4.9 of 5.0


The bottom line: A tough, yet mind-bending look into the object of philosophy through linguistics.


In Tractatus Logico-Philosophicus, Wittgenstein “deals with the problems of philosophy and shows … that the method of formulating these problems rests on the misunderstanding of the logic of our language.”

Hence, the author demonstrates that the solution to most philosophic problems becomes a critical method of linguistic analysis.

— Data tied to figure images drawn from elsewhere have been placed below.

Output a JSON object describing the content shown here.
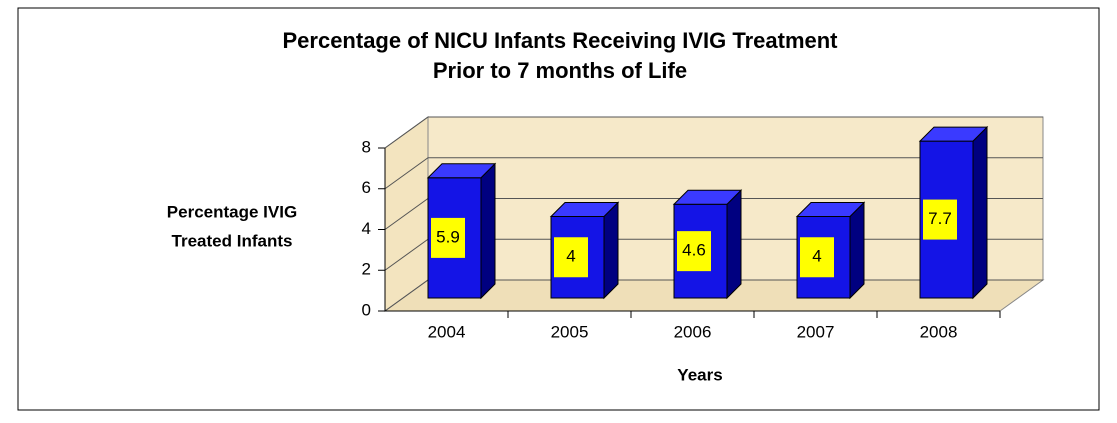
{
  "chart_data": {
    "type": "bar3d",
    "title": [
      "Percentage of NICU Infants Receiving IVIG Treatment",
      "Prior to 7 months of Life"
    ],
    "ylabel": [
      "Percentage IVIG",
      "Treated Infants"
    ],
    "xlabel": "Years",
    "categories": [
      "2004",
      "2005",
      "2006",
      "2007",
      "2008"
    ],
    "values": [
      5.9,
      4,
      4.6,
      4,
      7.7
    ],
    "color": "#1414e6",
    "label_color": "#ffff00",
    "ylim": [
      0,
      8
    ],
    "yticks": [
      0,
      2,
      4,
      6,
      8
    ],
    "grid": true
  }
}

Tractatus begins with ontology and the state of affairs of the world is described. From there the book deals largely with the question of how language works and how it can describe the world accurately. Many forms of language (e.g. names and propositions) reflect different objective parts of reality (e.g. objects and facts). Logic is then discussed as it pertains to tautologies, contradictions and propositions. From this claim stems the conclusion that that the laws of science are not logical “laws,” but a means that we use to express reality—hence, science does not in fact explain our world but merely describes it.

Although the author embraces logic, he ironically ventures into the mystical on many occasions. Some of such highlights of Tractatus Logico-Philosophicus include the proposal that most philosophical propositions are senseless (4.003), the relativity of “free” will and the lack of inner necessity of causality (5.1362), and the inability to recognize either the truth or falsehood from non-logical propositions. Wittgenstein brilliantly elaborates on widely accepted, yet wholly non-certain, everyday happenings (6.363II to 6.372) and clarifies that all ethics is transcendental (6.42I). In effect, the author posits that morality is in fact objective because subjective morality stems from happenstance, and is therefore meaningless.

All potential readers should be acutely aware that this book is a very, very tough read. You may find yourself taking several minutes to read through one short page and then several hours to digest what it is you in fact just read. Either way, Tractatus Logico-Philosophicus is a terse, powerful, enigmatic and notable in its ability to whisk the dormant imagination into shape. The intellectual ramifications of being able to fully grasp and comprehend the material are limitless.